In terms of revenue, net sales for the quarter reached 2.08 trillion yen, also surpassing the market estimate of 2.04 trillion yen.
SoftBank's Concentrated Bet on OpenAI
Financial reports show that the Vision Fund recorded gains of approximately $46 billion this fiscal year, almost entirely due to the surge in valuation of its OpenAI holdings. By the end of March, the value of SoftBank's investment in OpenAI had climbed to $79.6 billion, representing a cumulative floating profit of $45 billion over the initial investment.
According to public disclosures, the majority of the $34.6 billion previously invested by SoftBank was committed when OpenAI was valued at $260 billion, whereas OpenAI's valuation has now soared to approximately $852 billion, representing a return on investment of over 129%.
SoftBank has redeployed nearly all funds recovered from the sale of assets such as T-Mobile into the AI sector. This April, SoftBank completed borrowings totaling $20 billion, with the proceeds primarily intended for follow-on investments in OpenAI.
Pursuant to previous commitments, SoftBank will inject capital in three phases through 2026, raising its cumulative investment to approximately $64.6 billion and further increasing its stake from 11% to about 13%.
In the intense race for AI computing power, SoftBank also plans to invest $16 billion in the Stargate data center project, a collaboration between OpenAI and Oracle, and allocate an additional $9 billion for acquiring strategic assets such as ABB Robotics and DigitalBridge.
Market questions the company's liquidity.
Shortly after OpenAI completed its latest funding round, S&P Global Ratings revised SoftBank's credit outlook to negative. The agency cited concerns that SoftBank's asset liquidity, portfolio quality, and financial capacity could deteriorate due to the massive additional investment in OpenAI, signaling that the substantial capital deployment is straining the company's credit profile and liquidity.

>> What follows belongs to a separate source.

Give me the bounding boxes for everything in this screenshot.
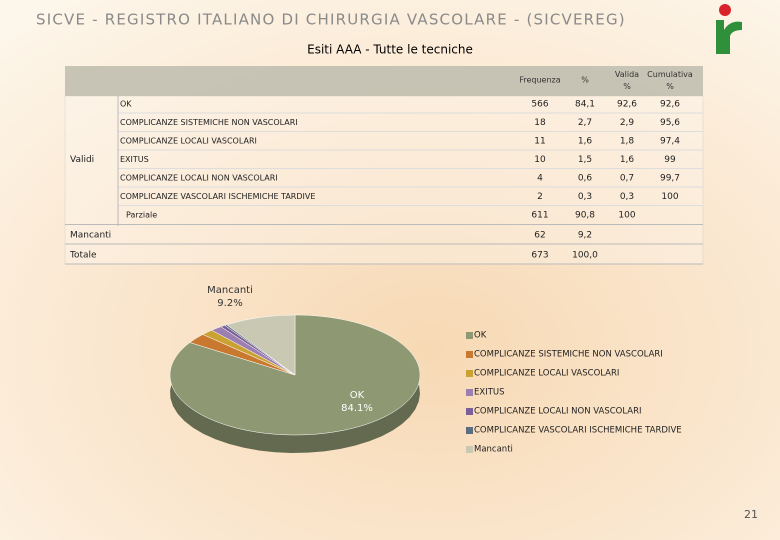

According to reports, SoftBank initially planned to use its OpenAI equity as collateral for a margin loan. However, due to hesitation from creditors, it was forced to scale back the financing, suggesting that capital markets are losing confidence in SoftBank’s method of raising debt against equity.
Meanwhile, some of SoftBank’s listed holdings significantly underperformed OpenAI during the same period. Core positions like Coupang Inc. and Grab Holdings Ltd. saw their stock prices decline during the quarter, dragging down earnings. Arm remains perhaps the only bright spot; the SoftBank-owned UK chip designer saw its quarterly revenue grow 20% to $1.49 billion, as demand for AI data centers partially offset structural challenges from a weak smartphone market.
Richard Kaye, co-head of Japanese equity strategy at Comgest Asset Management, previously stated that for any global tech giant, it is extremely difficult to diversify bets across multiple competing players.
What the market will continue to watch is whether the $45 billion in paper gains—as SoftBank, the market's "notorious gambler," places most of its chips on the AI table—marks the beginning of a new phase of AI wealth accumulation or the end of this current AI gamble.
This content was translated using AI and reviewed for clarity. It is for informational purposes only.